Susanne Vetter von der Schuldnerberatung des Caritasverbandes Berlin forderte ganz klar, dass Jugendliche in der Schule wirtschaftliche Zusammenhänge lernen müssen. Sie sieht eine Gefahr darin, dass es kein eigenes Fach dafür gibt. Ihrer Erfahrung greifen nur engagierte Lehrer das Thema Geld und Schulden im Unterricht auf.
Dr. Michael-Burkhard Piorkowsky, Professor für Haushalts- und Konsumökonomik an der Universität Bonn, forderte grundsätzlich eine stärkere Berücksichtigung der Hauswirtschaft der Privathaushalte in der Wirtschaftslehre, weil dort die Hauptakteure von Wirtschaft und Gesellschaft leben und handeln. Der Privathaushalt sei ein strukturbildendes Element. Er forderte deshalb ein eigenes auf Haushalt und Familie bezogenes Fach an allgemein bildenden Schulen.
Für Dr. Hans Kaminski, Professor des Instituts für ökonomische Bildung an der Universität Oldenburg, muss Hauswirtschaft erst einmal eine akzeptierte Bildungsaufgabe werden, und das ist sie nach seinen Worten dann erst, wenn es ein Fach, wenn es Lehrer und Ausstattung an Schulen und wenn es fest eingeplante Stunden dafür gibt. Alles, was nur ein Prinzip an der Schule ist, ist für den Lehrplan folgenlos, betonte er.

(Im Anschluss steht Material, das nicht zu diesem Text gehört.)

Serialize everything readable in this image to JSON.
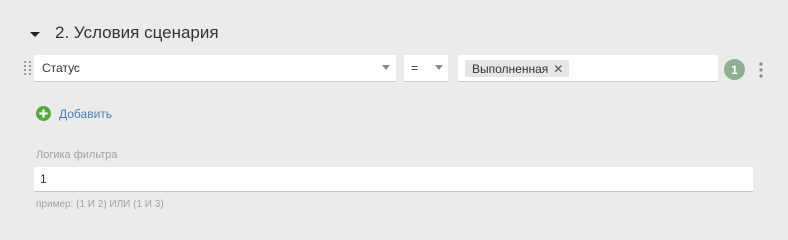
{
  "section": {
    "title": "2. Условия сценария"
  },
  "condition": {
    "number": "1",
    "field": {
      "value": "Статус"
    },
    "operator": {
      "value": "="
    },
    "values": [
      {
        "label": "Выполненная"
      }
    ]
  },
  "actions": {
    "add_label": "Добавить"
  },
  "filter_logic": {
    "label": "Логика фильтра",
    "value": "1",
    "hint": "пример: (1 И 2) ИЛИ (1 И 3)"
  },
  "colors": {
    "background": "#ebebeb",
    "link": "#4a7fb5",
    "add_icon": "#57a83d",
    "number_badge": "#8fae93"
  }
}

Als Fazit empfahl die Experten-Runde auf dem Podium, der LandFrauenverband als Initiator der Forderung Haus-Wirtschaft an allgemein bildende Schulen müsse sich genügend Koalitionspartner suchen, ein Gesamtkonzept für hauswirtschaftliche Kenntnisse an Schulen erstellen und dieses an ausgesuchten Schulen durchsetzen. Diese hätten dann die Funktion von Leuchttürmen im Land und würden die Nachfrage nach der Vermittlung hauswirtschaftlicher Kenntnisse sozusagen von unten her schaffen. Das mache den Weg frei, dass Hauswirtschaft dann eine akzeptierte Bildungsaufgabe werde.
Abschließend appellierte dlv-Präsidentin Erika Lenz an die Politik, endlich aktiv zu werden und fasste die Ergebnisse aus ihrer Sicht zusammen:
- Das Forum hat deutlich gezeigt, dass unterschiedliche Organisationen und Verbände durchaus gemeinsam zum gleichen Ergebnis kommen können: Hauswirtschaftliche Kenntnisse müssen wieder in allgemein bildenden Schulen vermittelt werden. Es ist gesellschaftspolitisch nicht zu verantworten, die Vermittlung dieser Kenntnisse dem Elternhaus allein zu überlassen, weil viele Eltern dazu heute nicht mehr in der Lage sind.
- Ökonomische Bildung ist ein Teil der Hauswirtschaft. Doch umfasst die Hauswirtschaft mehr als das. Dazu gehören nicht nur vordergründig wirtschaftliche Themen, sondern auch Themen, die wirtschaftliche Folgen für die Gesellschaft haben, wie z.B. die Ernährungsbildung, die langfristig chronische Krankheiten bei noch jungen Menschen verhindert und damit Milliarden in der gesetzlichen Krankenversicherung einspart.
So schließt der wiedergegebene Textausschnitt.